The Anthrax lineup currently consists of Ian, Belladona, Bello, lead guitarist Dan Spitz and drummer Charlie Benante. All are New Yorkers in their mid-20s. Ian writes the lyrics while Benante composes most of the music.

A fascinating aspect of Anthrax’s material is that, unlike the bulk of metal, it’s not sexist. “I don’t understand why girls are into bands like Motley Crue and Poison,” Ian said. “They’re grossly sexist. Half the time they’re putting women down in their lyrics. I guess there are a lot of women who like being put down.

“But we made a conscious decision not to do that. We stay away from singing about women and sex and all that. Thousands of other bands are doing that all the time--singing about the same thing. How many times can you write about girls and sex and have it be original? It’s ridiculous--the same lines over and over. I’d rather be original and avoid the sex and women thing altogether.”

Ian gets many of his themes from books and current events. “I love to read books and newspapers and I watch a lot of TV,” he said. “That may come as a surprise to a lot of people who don’t think someone who plays this kind of music would also be a reader. I get ideas from books and news. Look at some of the songs on the ‘Among the Living’ album. ‘One World’ came from the summit meeting between Reagan and Gorbachev in Iceland. The idea for ‘Indians’ came from a Time magazine article on Indians in South Dakota.”
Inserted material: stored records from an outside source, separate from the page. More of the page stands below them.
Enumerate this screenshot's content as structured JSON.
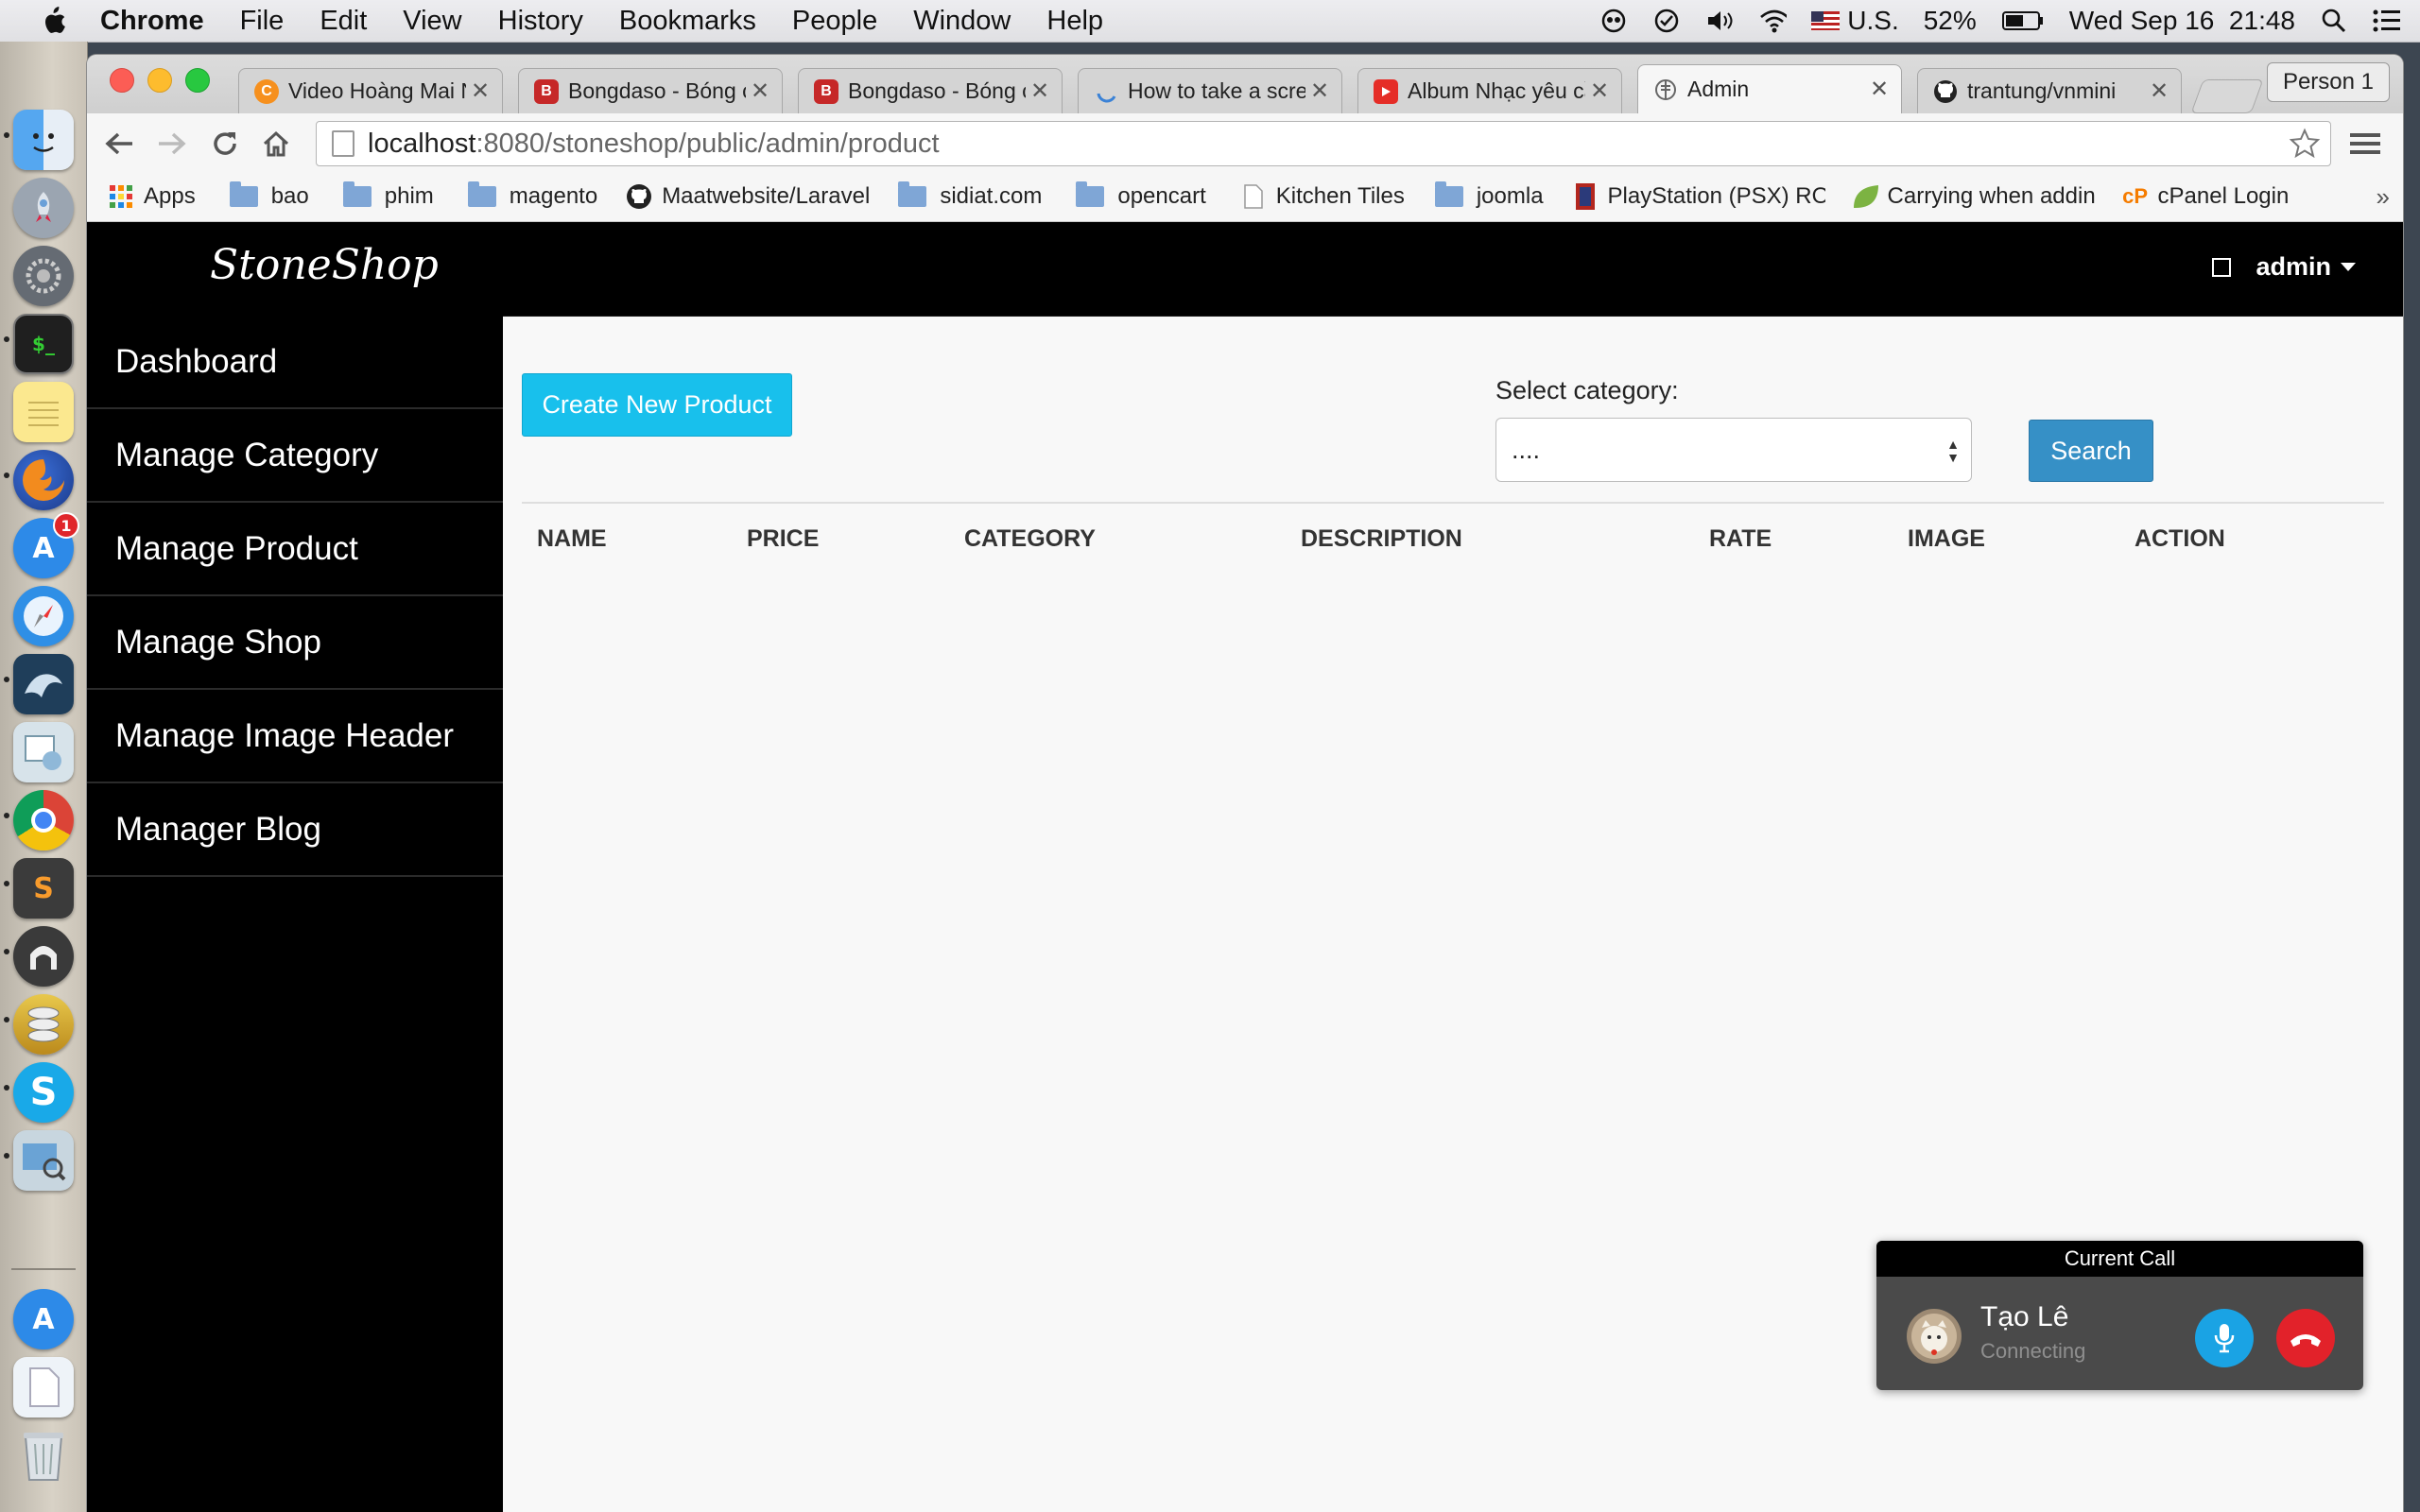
{
  "menubar": {
    "app_name": "Chrome",
    "items": [
      "File",
      "Edit",
      "View",
      "History",
      "Bookmarks",
      "People",
      "Window",
      "Help"
    ],
    "input_source": "U.S.",
    "battery": "52%",
    "clock": "Wed Sep 16  21:48"
  },
  "browser": {
    "tabs": [
      {
        "label": "Video Hoàng Mai N",
        "icon": "coccoc-icon"
      },
      {
        "label": "Bongdaso - Bóng c",
        "icon": "bongdaso-icon"
      },
      {
        "label": "Bongdaso - Bóng c",
        "icon": "bongdaso-icon"
      },
      {
        "label": "How to take a scre",
        "icon": "loading-icon"
      },
      {
        "label": "Album Nhạc yêu cầ",
        "icon": "youtube-icon"
      },
      {
        "label": "Admin",
        "icon": "globe-icon"
      },
      {
        "label": "trantung/vnmini",
        "icon": "github-icon"
      }
    ],
    "profile": "Person 1",
    "url_host": "localhost",
    "url_rest": ":8080/stoneshop/public/admin/product",
    "bookmarks": [
      "Apps",
      "bao",
      "phim",
      "magento",
      "Maatwebsite/Laravel",
      "sidiat.com",
      "opencart",
      "Kitchen Tiles",
      "joomla",
      "PlayStation (PSX) RO",
      "Carrying when adding",
      "cPanel Login"
    ]
  },
  "page": {
    "brand": "StoneShop",
    "user": "admin",
    "sidebar": [
      "Dashboard",
      "Manage Category",
      "Manage Product",
      "Manage Shop",
      "Manage Image Header",
      "Manager Blog"
    ],
    "create_button": "Create New Product",
    "select_label": "Select category:",
    "select_value": "....",
    "search_button": "Search",
    "columns": [
      "NAME",
      "PRICE",
      "CATEGORY",
      "DESCRIPTION",
      "RATE",
      "IMAGE",
      "ACTION"
    ]
  },
  "call": {
    "header": "Current Call",
    "name": "Tạo Lê",
    "status": "Connecting"
  },
  "colors": {
    "create_button": "#18c0ec",
    "search_button": "#3690c6",
    "call_end": "#e2222a",
    "call_mic": "#1aa3e4"
  }
}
But Ian also gets ideas from low-brow sources: Some of the books he reads are comics. “I read all the Marvel and DC stuff,” he said proudly. “I love X-Men, Batman, Superman, Daredevil. But my favorite is Love and Rockets, which is a soap opera. All my reading can’t be serious. You gotta have fun, too.”

The band members do have fun on the road--but not the kind of fun you’d expect. “We’re not a wild party band,” Ian insisted. “We’re not into drugs and we’re not heavy into alcohol. The only person in the band who might go out and get drunk more than once in two weeks is Joey. He’s the only one who’d go out and have more than five beers.”

Advertisement

Not a very glamorous image. In fact, many of their fans would consider these guys squares. “Let’s face it,” Ian said. “A lot of our fans are doing drugs and drinking a lot. But that doesn’t mean we have to do it. If they think we’re too conservative, that’s their problem. If they don’t like us because they don’t think we’re glamorous enough--and they think drugs and alcohol are glamorous--they can go to hell.”

But don’t nominate the Anthrax members for sainthood just yet. They’re not good all the time. “We’ve been known to trash things in hotels,” Ian confessed. “Well, like I said, you gotta have some fun.”